Project Proposal
U.S. Natural Resources Revenue (2003-2023)
Introduction and data
Source: Kaggle - https://www.kaggle.com/datasets/saurabhbadole/u-s-natural-resources-revenue-2003-2023
Collection date/method: Data spanning 2003 to present collected and managed by the Department of the Interior’s Office of Natural Resources Revenue
Description: This dataset comprises revenue generated from and attributes of natural U.S. resources such as federal lands, waters, and indigenous lands.
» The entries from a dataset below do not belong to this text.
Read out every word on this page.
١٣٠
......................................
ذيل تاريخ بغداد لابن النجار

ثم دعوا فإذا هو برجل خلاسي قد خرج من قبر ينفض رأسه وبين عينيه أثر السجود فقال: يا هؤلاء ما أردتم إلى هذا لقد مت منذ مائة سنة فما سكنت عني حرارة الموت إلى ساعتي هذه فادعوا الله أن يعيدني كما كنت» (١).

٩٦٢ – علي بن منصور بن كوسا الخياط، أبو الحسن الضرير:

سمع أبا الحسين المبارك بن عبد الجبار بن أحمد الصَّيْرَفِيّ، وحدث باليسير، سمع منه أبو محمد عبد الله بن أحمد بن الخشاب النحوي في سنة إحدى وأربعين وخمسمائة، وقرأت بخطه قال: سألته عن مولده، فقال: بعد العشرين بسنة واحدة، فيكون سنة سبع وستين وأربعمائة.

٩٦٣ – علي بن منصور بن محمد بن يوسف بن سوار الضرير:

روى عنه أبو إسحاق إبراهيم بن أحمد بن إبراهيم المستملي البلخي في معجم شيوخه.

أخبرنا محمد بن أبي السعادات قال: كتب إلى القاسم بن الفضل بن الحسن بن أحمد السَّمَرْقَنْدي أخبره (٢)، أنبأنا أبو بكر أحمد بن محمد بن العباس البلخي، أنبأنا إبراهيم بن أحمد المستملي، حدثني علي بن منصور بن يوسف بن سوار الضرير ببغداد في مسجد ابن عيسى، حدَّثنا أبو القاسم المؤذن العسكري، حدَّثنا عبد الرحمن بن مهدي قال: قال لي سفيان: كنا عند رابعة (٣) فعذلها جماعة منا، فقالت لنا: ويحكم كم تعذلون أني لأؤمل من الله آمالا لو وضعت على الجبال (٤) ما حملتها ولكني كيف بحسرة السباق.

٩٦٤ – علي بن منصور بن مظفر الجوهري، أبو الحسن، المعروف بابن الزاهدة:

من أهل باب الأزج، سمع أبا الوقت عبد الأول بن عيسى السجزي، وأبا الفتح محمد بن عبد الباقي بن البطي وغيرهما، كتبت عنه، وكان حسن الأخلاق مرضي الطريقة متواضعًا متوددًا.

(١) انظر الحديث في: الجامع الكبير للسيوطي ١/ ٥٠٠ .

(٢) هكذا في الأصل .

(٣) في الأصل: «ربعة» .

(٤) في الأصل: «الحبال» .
Data includes land classification, lease types, revenue types, and commodities/products that are extracted from the natural resources.
Ethical concerns: Revenue data for indigenous/Native American resources was only reported at a national level to protect private/sensitive information
Research Question
Research question: In what ways have revenue patterns from renewable versus non-renewable resource extraction (e.g., geothermal, oil, and gas) evolved over the past two decades, and how does the interaction between resource type and land category (onshore versus offshore) influence these revenue trends across different regions?
Importance: This question leverages the dataset’s extensive time span and diverse resource categories, addressing the critical topic of renewable versus non-renewable energy. It enables an exploration of long-term trends, analysis by land type, and comparisons across revenue sources, providing a relevant perspective on the economics of sustainable energy.
Description: This research examines revenue trends from renewable and non-renewable resources on federal and Native American lands over the past two decades, focusing on differences between onshore and offshore land categories. The study aims to reveal whether renewable resource revenue, particularly from geothermal energy, has grown over time relative to non-renewables like oil and gas. The hypothesis is that revenue from renewable resources has increased over time, while offshore lands generate higher revenue from non-renewables, and onshore lands contribute more to renewables. Additionally, non-renewable revenue remains high but fluctuates due to market and policy changes.
Variable types:
Categorical: Land Category, State, Commodity
Quantitative: Revenue, Calendar Year
Glimpse of data
Calendar Year | Land Class | Land Category | State | County | FIPS Code | Offshore Region | Revenue Type | Mineral Lease Type | Commodity | Product | Revenue | |
---|---|---|---|---|---|---|---|---|---|---|---|---|
0 | 2003 | Federal | Onshore | Pennsylvania | Armstrong | 42005.0 | NaN | Royalties | Oil & Gas | Gas | Unprocessed (Wet) Gas | 341.47 |
1 | 2003 | Federal | Onshore | Louisiana | Natchitoches | 22069.0 | NaN | Other revenues | Oil & Gas | Oil & gas (pre-production) | NaN | 331.30 |
2 | 2003 | Federal | Onshore | Missouri | Iron | 29093.0 | NaN | Royalties | Hardrock | Copper | Copper Concentrate | 57929.02 |
3 | 2003 | Federal | Onshore | Missouri | Iron | 29093.0 | NaN | Rents | Hardrock | Hardrock | NaN | -51533.57 |
4 | 2003 | Federal | Onshore | Missouri | Iron | 29093.0 | NaN | Royalties | Hardrock | Hardrock | Copper Concentrate | 14834.41 |
<class 'pandas.core.frame.DataFrame'>
RangeIndex: 48413 entries, 0 to 48412
Data columns (total 12 columns):
# Column Non-Null Count Dtype
--- ------ -------------- -----
0 Calendar Year 48413 non-null int64
1 Land Class 48413 non-null object
2 Land Category 48413 non-null object
3 State 46458 non-null object
4 County 46458 non-null object
5 FIPS Code 46458 non-null float64
6 Offshore Region 933 non-null object
7 Revenue Type 48413 non-null object
8 Mineral Lease Type 48326 non-null object
9 Commodity 48413 non-null object
10 Product 26254 non-null object
11 Revenue 48413 non-null float64
dtypes: float64(2), int64(1), object(9)
memory usage: 4.4+ MB
Analysis plan
Plan: Data wrangling will initially be required to create variables that group U.S. states into geographic regions so that we can compare the Revenue patterns across Calendar Years between Commodity types, Land Category, and geographic regions. We will also group renewable resources versus non-renewable resources. The comparisons will then primarily be done by constructing a variety of data visualizations.
Variables to be created: A categorical variable will be needed to identify whether a resource is considered renewable or non-renewable. Another categorical variable would be created to identify which geographic region a state that has a particular resource belongs to (e.g., Texas would be in the Southern region, etc.).
External data: No external data to be merged.